Ne cachez pas vos moisissures!

Si vous vendez en connaissance de cause une maison contaminée de moisissures cachées sans en informer l’acheteur, vous risquez non seulement de reprendre votre propriété et de rembourser les frais engagés par l’acheteur pour ses travaux de réparations, mais aussi de lui verser des dommages punitifs si sa santé a été menacée.

C’est ce que vient de confirmer la Cour d’appel du Québec, le 7 mars. «À ma connaissance, c’est un des premiers jugements au Québec où on octroie des dommages punitifs dans le cadre de contamination de l’air et fongique dans un immeuble, pour l’atteinte à la santé et la sécurité des gens appelés à y résider», se réjouit Me Alain Caron, l’avocat de la plaignante.

Sylvie Savaria avait visité une maison unifamiliale inoccupée mise en vente à Clarenceville à l’été 2008 par Linda Davignon et son fils, Gregory Gibson. Rassurée par la note de 7 sur 10 accordée par son inspecteur en bâtiment, Mme Savaria signe l’acte de vente le 10 octobre 2008, lequel stipule que la «vente est faite sans garantie et aux risques et périls de l’acheteur». Elle entreprend immédiatement des travaux de rénovation qui s’élèvent à 48 500$.

Elle emménage dans la maison le 1er décembre 2008. Peu de temps après, une ancienne locataire de l’immeuble lui apprend qu’elle a dû quitter son appartement en 2007 parce que la contamination fongique lui avait causé des problèmes de santé.

Elle avait remis aux propriétaires une lettre d’un médecin spécialiste en médecine communautaire, qui confirmait le lien entre les moisissures et la dégradation de son état de santé. Le Dr Louis Jacques y mentionnait notamment que le logement ne pouvait être reloué dans son état actuel sans réparations majeures et qu’ «il devra être démontré que la contamination fongique a été enrayée afin d’éviter que l’état de santé d’autres personnes ne soit gravement affecté».

Alertée par cette mise en garde et par la détérioration de sa santé, Mme Savaria tente de régler la situation à l’amiable avec l’aide d’une médiatrice. Après une mise en demeure restée lettre morte, elle se résout à une requête en justice.

Dans un jugement rendu le 13 décembre 2010, la juge Marie-France Courville, de la Cour supérieure du Québec, lui a donné raison.

Mme Davignon et M. Gibson ont formulé de fausses représentations et ont fait preuve de mauvaise foi en ne communiquant pas le contenu de la lettre du Dr Jacques. «L’omission de transmettre cette information essentielle et déterminante démontre, de la part de la défenderesse Davignon, un mépris total des intérêts de la demanderesse et une insouciance face aux conséquences qui en résultent», a indiqué la juge Courville dans son jugement de 10 pages. «Étant donné la faute lourde commise par les défendeurs, la clause d’exclusion de responsabilité contenue à l’acte de vente signé le 10 octobre 2008 est inopérante.»

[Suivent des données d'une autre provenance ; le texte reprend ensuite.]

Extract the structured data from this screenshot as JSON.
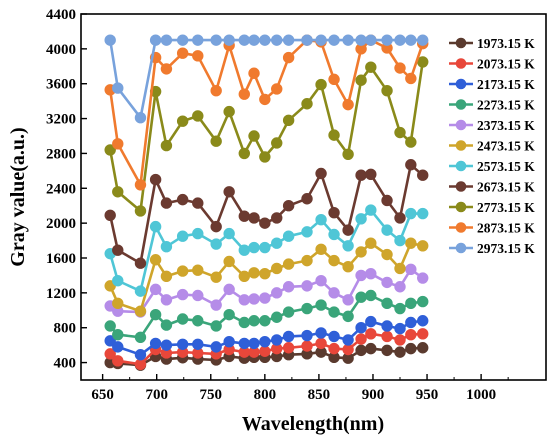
{
  "chart_data": {
    "type": "line",
    "xlabel": "Wavelength(nm)",
    "ylabel": "Gray value(a.u.)",
    "xlim": [
      630,
      1060
    ],
    "ylim": [
      200,
      4400
    ],
    "xticks": [
      650,
      700,
      750,
      800,
      850,
      900,
      950,
      1000
    ],
    "yticks": [
      400,
      800,
      1200,
      1600,
      2000,
      2400,
      2800,
      3200,
      3600,
      4000,
      4400
    ],
    "grid": false,
    "legend_position": "top-right",
    "x": [
      657,
      664,
      685,
      699,
      709,
      724,
      738,
      755,
      767,
      781,
      790,
      800,
      811,
      822,
      839,
      852,
      864,
      877,
      889,
      898,
      913,
      925,
      935,
      946
    ],
    "series": [
      {
        "name": "1973.15 K",
        "color": "#5a3a2e",
        "values": [
          400,
          390,
          370,
          470,
          440,
          455,
          440,
          430,
          470,
          450,
          460,
          460,
          470,
          490,
          500,
          520,
          460,
          450,
          540,
          560,
          540,
          520,
          560,
          570
        ]
      },
      {
        "name": "2073.15 K",
        "color": "#e8473a",
        "values": [
          500,
          420,
          380,
          550,
          510,
          520,
          510,
          500,
          550,
          520,
          520,
          530,
          560,
          570,
          590,
          620,
          560,
          550,
          670,
          730,
          700,
          660,
          720,
          730
        ]
      },
      {
        "name": "2173.15 K",
        "color": "#2f5fd8",
        "values": [
          650,
          580,
          490,
          620,
          600,
          610,
          610,
          580,
          640,
          620,
          620,
          640,
          660,
          700,
          710,
          740,
          700,
          660,
          800,
          870,
          820,
          790,
          860,
          880
        ]
      },
      {
        "name": "2273.15 K",
        "color": "#3aa57a",
        "values": [
          820,
          720,
          690,
          950,
          830,
          900,
          880,
          820,
          950,
          860,
          880,
          880,
          920,
          980,
          1020,
          1060,
          980,
          930,
          1150,
          1170,
          1080,
          1020,
          1080,
          1100
        ]
      },
      {
        "name": "2373.15 K",
        "color": "#b58ce8",
        "values": [
          1050,
          990,
          980,
          1240,
          1120,
          1180,
          1170,
          1060,
          1240,
          1120,
          1130,
          1140,
          1200,
          1270,
          1280,
          1340,
          1200,
          1120,
          1400,
          1420,
          1320,
          1270,
          1470,
          1370
        ]
      },
      {
        "name": "2473.15 K",
        "color": "#cfa52b",
        "values": [
          1280,
          1080,
          990,
          1580,
          1390,
          1450,
          1460,
          1380,
          1560,
          1390,
          1430,
          1420,
          1480,
          1530,
          1570,
          1700,
          1570,
          1500,
          1670,
          1770,
          1640,
          1480,
          1770,
          1740
        ]
      },
      {
        "name": "2573.15 K",
        "color": "#4fc6d6",
        "values": [
          1650,
          1340,
          1220,
          1960,
          1730,
          1850,
          1880,
          1760,
          1880,
          1690,
          1720,
          1720,
          1770,
          1850,
          1900,
          2040,
          1870,
          1740,
          2050,
          2150,
          1920,
          1800,
          2110,
          2110
        ]
      },
      {
        "name": "2673.15 K",
        "color": "#6b3a30",
        "values": [
          2090,
          1690,
          1540,
          2500,
          2230,
          2270,
          2230,
          1960,
          2360,
          2080,
          2060,
          2000,
          2060,
          2200,
          2280,
          2570,
          2120,
          1920,
          2550,
          2560,
          2260,
          2060,
          2670,
          2550
        ]
      },
      {
        "name": "2773.15 K",
        "color": "#8a8a1a",
        "values": [
          2840,
          2360,
          2140,
          3510,
          2890,
          3170,
          3230,
          2940,
          3280,
          2800,
          3000,
          2760,
          2920,
          3180,
          3370,
          3590,
          3010,
          2790,
          3640,
          3790,
          3520,
          3040,
          2930,
          3850
        ]
      },
      {
        "name": "2873.15 K",
        "color": "#f07a2e",
        "values": [
          3530,
          2910,
          2440,
          3900,
          3770,
          3950,
          3920,
          3520,
          4040,
          3480,
          3720,
          3420,
          3540,
          3900,
          4100,
          4080,
          3650,
          3360,
          4000,
          4100,
          4010,
          3780,
          3660,
          4060
        ]
      },
      {
        "name": "2973.15 K",
        "color": "#78a2dc",
        "values": [
          4100,
          3550,
          3210,
          4100,
          4100,
          4100,
          4100,
          4100,
          4100,
          4100,
          4100,
          4100,
          4100,
          4100,
          4100,
          4100,
          4100,
          4100,
          4100,
          4100,
          4100,
          4100,
          4100,
          4100
        ]
      }
    ]
  }
}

Outre la résiliation de la vente, la juge Courville a accordé à Sylvie Savaria le remboursement des 48 500$ investis en travaux et, surtout, le paiement de dommages et intérêts punitifs de 20 000$.

Porté en appel par Mme Davignon, ce jugement vient donc d’être confirmé par les juges André Rochon, François Doyon et Nicole Duval Hesler.

Un tournant

«Les dommages exemplaires sont très difficiles à obtenir», se réjouit Me Daniel Caisse, au cabinet auquel Mme Savaria avait confié sa cause, en association avec Me Caron. «Ce sera un tournant en matière de vices cachés.»

Marie Annik Grégoire, professeure à la faculté de droit de l’Université de Montréal, est plus circonspecte. «C’est vrai qu’il y a une porte qui s’ouvre sur les dommages punitifs. Cependant, on ne les a pas accordés sur le droit de la propriété, mais sur l’atteinte à la santé», explique-t-elle.

Ce contenu a été mis à jour le 23 août 2014 à 12 h 37 min.